If someone tells you that it is impossible to patent software, they are mistaken.  Microsoft has over 40,000 active patents in the U.S. alone (and thousands more in process).  It added 3,144 new U.S. patents in 2019, up 32% from 2018.   Last year, Salesforce increased its U.S. patents over the prior year by 64%; Facebook by 78%; Oracle by 20%; SAP by 50%; Adobe by 40%, Bank of America by 30%, Alibaba by 96%; Accenture by 36%; and Capital One by a whopping 232%.  Similar trends are occurring with much smaller software and internet companies.

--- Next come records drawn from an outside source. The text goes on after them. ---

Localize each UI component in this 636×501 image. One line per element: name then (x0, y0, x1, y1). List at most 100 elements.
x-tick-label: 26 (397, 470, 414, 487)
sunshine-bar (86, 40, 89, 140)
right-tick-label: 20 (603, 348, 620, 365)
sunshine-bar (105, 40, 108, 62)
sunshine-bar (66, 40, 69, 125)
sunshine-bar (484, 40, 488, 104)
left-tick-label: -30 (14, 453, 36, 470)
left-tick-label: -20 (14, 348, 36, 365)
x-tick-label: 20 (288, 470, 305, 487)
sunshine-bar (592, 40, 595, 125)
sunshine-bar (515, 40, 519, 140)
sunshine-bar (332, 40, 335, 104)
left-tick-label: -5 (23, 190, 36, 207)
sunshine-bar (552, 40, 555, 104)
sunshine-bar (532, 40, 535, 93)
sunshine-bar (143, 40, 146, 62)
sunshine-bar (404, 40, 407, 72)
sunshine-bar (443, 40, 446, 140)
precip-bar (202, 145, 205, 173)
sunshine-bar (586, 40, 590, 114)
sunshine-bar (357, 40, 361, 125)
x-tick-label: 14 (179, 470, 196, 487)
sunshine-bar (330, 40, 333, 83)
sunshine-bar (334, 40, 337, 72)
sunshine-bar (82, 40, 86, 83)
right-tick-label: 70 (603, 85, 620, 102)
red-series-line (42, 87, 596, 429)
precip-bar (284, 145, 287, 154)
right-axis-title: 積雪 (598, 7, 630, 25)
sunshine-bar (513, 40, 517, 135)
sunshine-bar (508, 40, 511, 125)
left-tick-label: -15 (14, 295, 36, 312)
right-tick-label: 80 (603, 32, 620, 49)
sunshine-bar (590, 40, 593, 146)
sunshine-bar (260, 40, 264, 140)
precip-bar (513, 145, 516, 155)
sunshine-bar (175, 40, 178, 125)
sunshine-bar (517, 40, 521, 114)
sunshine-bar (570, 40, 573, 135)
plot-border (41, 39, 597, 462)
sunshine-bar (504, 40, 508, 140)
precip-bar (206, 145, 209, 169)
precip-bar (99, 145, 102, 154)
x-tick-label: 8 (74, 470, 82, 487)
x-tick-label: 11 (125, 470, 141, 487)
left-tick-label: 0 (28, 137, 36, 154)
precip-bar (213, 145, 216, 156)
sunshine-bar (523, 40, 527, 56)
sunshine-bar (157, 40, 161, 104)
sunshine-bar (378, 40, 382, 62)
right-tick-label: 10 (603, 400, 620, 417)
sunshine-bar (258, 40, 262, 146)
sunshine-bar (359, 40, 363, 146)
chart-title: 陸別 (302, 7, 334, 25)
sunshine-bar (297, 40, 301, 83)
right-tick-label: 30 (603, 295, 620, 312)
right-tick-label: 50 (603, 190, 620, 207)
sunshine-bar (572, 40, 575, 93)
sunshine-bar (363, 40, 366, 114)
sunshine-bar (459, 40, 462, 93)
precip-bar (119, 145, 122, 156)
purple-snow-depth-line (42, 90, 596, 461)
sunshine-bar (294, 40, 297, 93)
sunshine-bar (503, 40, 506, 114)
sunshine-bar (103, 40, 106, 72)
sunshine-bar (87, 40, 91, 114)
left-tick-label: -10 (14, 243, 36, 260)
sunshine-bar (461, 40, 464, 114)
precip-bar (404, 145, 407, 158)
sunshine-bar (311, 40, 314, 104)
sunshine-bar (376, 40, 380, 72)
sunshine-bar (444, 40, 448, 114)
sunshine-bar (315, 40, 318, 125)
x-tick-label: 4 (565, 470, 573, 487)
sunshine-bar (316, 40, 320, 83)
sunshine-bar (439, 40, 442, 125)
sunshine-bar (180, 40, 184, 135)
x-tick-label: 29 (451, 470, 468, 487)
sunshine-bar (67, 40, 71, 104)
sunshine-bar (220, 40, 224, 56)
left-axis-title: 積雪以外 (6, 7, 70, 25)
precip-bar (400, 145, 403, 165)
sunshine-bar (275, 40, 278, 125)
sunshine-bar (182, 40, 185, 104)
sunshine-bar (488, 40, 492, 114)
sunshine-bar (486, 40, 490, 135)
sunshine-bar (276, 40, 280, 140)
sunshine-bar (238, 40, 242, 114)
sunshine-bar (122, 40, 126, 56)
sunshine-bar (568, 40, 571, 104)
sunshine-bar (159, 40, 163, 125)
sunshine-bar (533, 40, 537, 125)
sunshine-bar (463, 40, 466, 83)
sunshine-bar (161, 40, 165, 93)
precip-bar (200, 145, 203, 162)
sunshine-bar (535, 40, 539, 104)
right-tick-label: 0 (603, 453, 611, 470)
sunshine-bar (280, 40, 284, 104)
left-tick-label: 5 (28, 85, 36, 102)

Why are companies rushing to patent their software inventions?  There are many reasons, all stemming from the fact that patents add value.  Fifty years ago, a company's value was largely based on its physical assets.  Today, intangible assets make up the greatest percentage of corporate value.  Particularly in software-focused companies where innovations can be quickly copied by competitors, patents are critical to protecting the company's value.  In fact, patents are often the most significant transferrable asset that software and e-commerce companies hold.

But software patents are not simply trophies to keep in a display case.  They can be strategically used in many ways.  When competitors get too close, patents can be used to stop them.  When revenue is needed, patents can be licensed for added income streams.  When companies need access to a competitor's technology, patents can be cross-licensed.  Powerful patent portfolios keep their owners out of lawsuits because competitors fear a retaliatory patent infringement lawsuit.  And when competitors do sue for patent infringement, patents are the currency that often ends the battle.  For the most effective way to get out of a patent infringement lawsuit is to counterclaim for infringement and then settle.  

For all these reasons, established software companies invest heavily in patents, and growing software companies are following suit.  Even for startups, as the level of investment in a company rises, sophisticated investors insist on a quality patent portfolio, effectively as security against the investment.  Patents not only provide investors a measure of exclusivity in competitive markets, but also provide them with an asset that can often be monetized should the company fail.

Software companies need to be careful not to wait until it is too late to patent.  if a company waits until it is sued or until the B round to get serious about patents, it is usually too late to obtain patents that will accomplish immediate goals.  To position your company to maximize valuation at the later stages, strategic, blocking patents need to be obtained in the earlier stages.

Many companies spin their wheels, wasting time and money on patents.  Others are able to quickly develop powerful patent portfolios.  There are three tricks to maximizing the chances that your company will be able to quickly obtain powerful patents.

First, don't overreach.  Many companies draft their software patents too broadly, leaving the government patent examiner with the impression that the company is reaching for more than it is entitled.  When this happens, patent applications can get caught in an endless and costly loop of rejections.  On the other hand, reaching for too little can lead to worthless patents that competitors can side-step.  Finding the correct balance requires the assistance of a patent strategist with knowledge of what the patent examiner is likely to accept, and who is skilled in crafting the patent in a way that covers what competitors will need in order to compete.

Second, carefully choose your words.   As a child, my mother would periodically scold me for something I said.  She often reminded me, "it's not what you say, it's how you say it."  The same is even more true with patenting.  The nuance with which patent applications are written has a major impact on how quickly you will receive patents, or on whether you will even get the patents.  For example, there are examining groups in the U.S. patent and Trademark Office that grant patents far less than 40% of the time.  And there are other groups that grant patents more than 80% of the time.  When patent applications arrive in the Patent Office, administrators assign the applications to examining groups based on certain descriptions in the patent applications.  In other words, subtleties of language often determine to which examining group a patent application is assigned.  If you can steer your patent applications to the right group, you can maximize the chances of getting your patent. Make sure your patent strategist is sensitive to this issue and has the experience and the analytical tools to steer applications to the easier examining groups. 

Third, use the fast track.  Almost all of my clients now use the fast track in the U.S. Patent and Trademark Office.  It costs a bit more initially, but in the long run it saves money and often results in patents granted in about a year or less.  The fast track only works effectively if you are successful with the first two points above.  That is, if you overreach or are not able to steer the application away from a bad examining group, the fast track can be ineffective. 

As software piracy, both in the form of direct copying and conceptual copying is on the rise, software patents are becoming increasingly important to both startup and mature companies.  Using the right tools and techniques, companies can obtain software patents to propel valuation.